McKay was the founder and former managing director of Momentum2,[7] a Sydney-based social marketing and communications consultancy working on projects for National Geographic Society, Qantas and Harpo Productions, and managed the media and publicity for Oprah Winfrey’s tour of Australia in 2011. [8]

On 19 February 2014, McKay was appointed the 17th director/curator of the Australian Museum, to succeed Mr Frank Howarth who announced his retirement in October 2013.

Since McKay’s appointment to the Director’s role the Museum has seen several changes including free general admission for children being enshrined into government policy,[9] the construction of a new Museum entrance pavilion, Crystal Hall,[10] the establishment of the Australian Museum Centre for Citizen Science[11] and the announcement of the restoration of Australia’s first museum gallery, the iconic Long Gallery.[12]

In 2008 McKay was awarded as an Officer of the Order of Australia AO.

In 2011 McKay was named in the Australian Financial Review’s 100 Women of Influence list, and was included in the book 'The Power of 100...One Hundred Women who have Shaped Australia’.

Academic career

McKay holds a BA Communications from UTS and is an honorary Adjunct Professor at the Macquarie Graduate School of Management.[13]

Publications

She is the co-author with Jenny Bonnin in the ‘True Green’ series published in Australia (ABC Books) and internationally by National Geographic.[14]
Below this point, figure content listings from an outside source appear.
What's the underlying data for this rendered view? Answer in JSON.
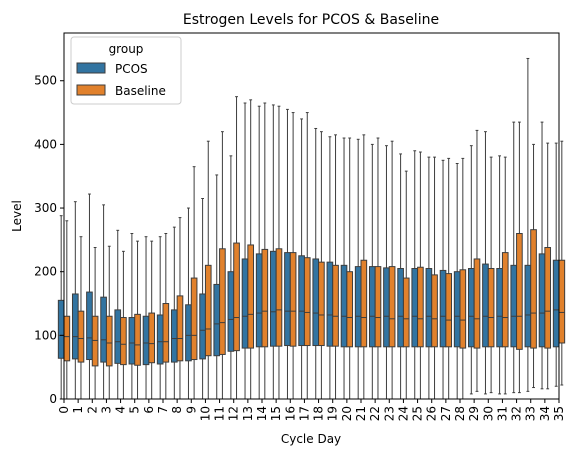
{
  "chart_data": {
    "type": "boxplot",
    "title": "Estrogen Levels for PCOS & Baseline",
    "xlabel": "Cycle Day",
    "ylabel": "Level",
    "ylim": [
      0,
      575
    ],
    "yticks": [
      0,
      100,
      200,
      300,
      400,
      500
    ],
    "categories": [
      "0",
      "1",
      "2",
      "3",
      "4",
      "5",
      "6",
      "7",
      "8",
      "9",
      "10",
      "11",
      "12",
      "13",
      "14",
      "15",
      "16",
      "17",
      "18",
      "19",
      "20",
      "21",
      "22",
      "23",
      "24",
      "25",
      "26",
      "27",
      "28",
      "29",
      "30",
      "31",
      "32",
      "33",
      "34",
      "35"
    ],
    "legend": {
      "title": "group",
      "placement": "top-left"
    },
    "grid": false,
    "series": [
      {
        "name": "PCOS",
        "color": "#3274a1",
        "q1": [
          64,
          63,
          62,
          58,
          56,
          55,
          54,
          55,
          58,
          60,
          63,
          68,
          75,
          80,
          82,
          83,
          84,
          84,
          84,
          83,
          82,
          82,
          82,
          82,
          82,
          82,
          82,
          82,
          82,
          82,
          82,
          82,
          82,
          82,
          82,
          82
        ],
        "median": [
          100,
          98,
          96,
          93,
          90,
          88,
          88,
          90,
          95,
          100,
          108,
          118,
          125,
          130,
          135,
          137,
          138,
          138,
          135,
          132,
          130,
          130,
          130,
          130,
          130,
          130,
          130,
          130,
          130,
          130,
          130,
          130,
          130,
          132,
          135,
          140
        ],
        "q3": [
          155,
          165,
          168,
          160,
          140,
          128,
          130,
          132,
          140,
          148,
          165,
          180,
          200,
          220,
          228,
          232,
          230,
          225,
          220,
          215,
          210,
          208,
          208,
          206,
          205,
          205,
          205,
          202,
          200,
          205,
          212,
          205,
          210,
          210,
          228,
          218
        ],
        "whisker_low": [
          0,
          0,
          0,
          0,
          0,
          0,
          0,
          0,
          0,
          0,
          0,
          0,
          0,
          0,
          0,
          0,
          0,
          0,
          0,
          0,
          0,
          0,
          0,
          0,
          0,
          0,
          0,
          0,
          0,
          8,
          8,
          8,
          10,
          12,
          16,
          20
        ],
        "whisker_high": [
          288,
          310,
          322,
          305,
          265,
          260,
          255,
          255,
          270,
          300,
          315,
          352,
          382,
          465,
          460,
          462,
          455,
          440,
          425,
          412,
          410,
          408,
          400,
          398,
          385,
          390,
          380,
          375,
          370,
          398,
          420,
          382,
          435,
          535,
          435,
          402
        ]
      },
      {
        "name": "Baseline",
        "color": "#e1812c",
        "q1": [
          60,
          58,
          52,
          52,
          54,
          53,
          57,
          58,
          60,
          62,
          68,
          70,
          76,
          80,
          82,
          83,
          83,
          84,
          84,
          83,
          82,
          82,
          82,
          82,
          82,
          82,
          82,
          82,
          80,
          80,
          82,
          82,
          78,
          80,
          80,
          88
        ],
        "median": [
          98,
          95,
          92,
          88,
          86,
          85,
          87,
          90,
          95,
          100,
          110,
          120,
          128,
          133,
          138,
          140,
          138,
          136,
          132,
          130,
          128,
          128,
          128,
          126,
          126,
          126,
          126,
          124,
          124,
          126,
          128,
          128,
          130,
          135,
          138,
          136
        ],
        "q3": [
          130,
          138,
          130,
          130,
          128,
          133,
          135,
          150,
          162,
          190,
          210,
          236,
          245,
          242,
          235,
          236,
          230,
          222,
          215,
          210,
          200,
          218,
          208,
          208,
          190,
          207,
          195,
          197,
          203,
          220,
          205,
          230,
          260,
          266,
          238,
          218
        ],
        "whisker_low": [
          0,
          0,
          0,
          0,
          0,
          0,
          0,
          0,
          0,
          0,
          0,
          0,
          0,
          0,
          0,
          0,
          0,
          0,
          0,
          0,
          0,
          0,
          0,
          0,
          0,
          0,
          0,
          0,
          0,
          12,
          10,
          8,
          10,
          18,
          16,
          22
        ],
        "whisker_high": [
          280,
          255,
          238,
          240,
          232,
          248,
          248,
          260,
          285,
          365,
          405,
          420,
          475,
          470,
          465,
          460,
          450,
          450,
          420,
          415,
          410,
          415,
          410,
          405,
          358,
          388,
          380,
          378,
          378,
          422,
          380,
          380,
          435,
          400,
          402,
          405
        ]
      }
    ]
  }
}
True Green Kids won the AAAS/Subaru Book Prize for Best Hands On Science Book in 2009 and was featured in the journal Science Magazine.

Media

McKay is a media commentator on practical environmental action and is a public speaker addressing business and not-for-profit conferences as well as schools and community groups. She has presented a series of on-camera ‘True Green Tips’ for Sky News in Australia (part of the weekly Eco Report in 2009), co-authored a weekly ‘True Green’ column for the Sunday Telegraph ‘Body and Soul’ newspaper in 2007 and was named in G Magazine’s Top 20 Australian Eco Heroes list in the November 2009 issue. McKay presented a weekly True Green radio spot for ABC regional radio in NSW. She was the master of ceremonies at the media conference during Oprah's Ultimate Australian Adventure at the Sydney Opera House in December 2010.[15]

Not-for-profit roles

In 2016 McKay was nominated by the MacArthur Foundation to be part of an international judging panel for a new US $100 million grant, awarded to an individual or organisation who devises a solution to a critical problem affecting people, places or the planet. McKay is the only person representing the Australasia region on the panel.

In the past she served for 20 years on the Clean Up Australia and Clean Up the World boards as Deputy Chairwoman, as Chair and on the Editorial Advisory Committee for CSIRO’s ECOS Magazine (Australia’s oldest environmental publication; was a steering committee member of the National Business Leader’s Forum on Sustainable Development, a board member of the Center for Australian and New Zealand Studies at Georgetown University, Washington, DC, and a communications advisory committee member of the National Breast Cancer Foundation. She was a member of the Community Relations Committee for the Sydney 2000 Olympic Bid, voluntarily helped coordinate the Million Mom March in Washington DC in 2000, and was one of the co-founders of the Short-handed Sailing Association of Australia. In January 2008 she traveled to Antarctica as part of the Expedition Team, lecturing on board the Australian-based cruise ship ORION.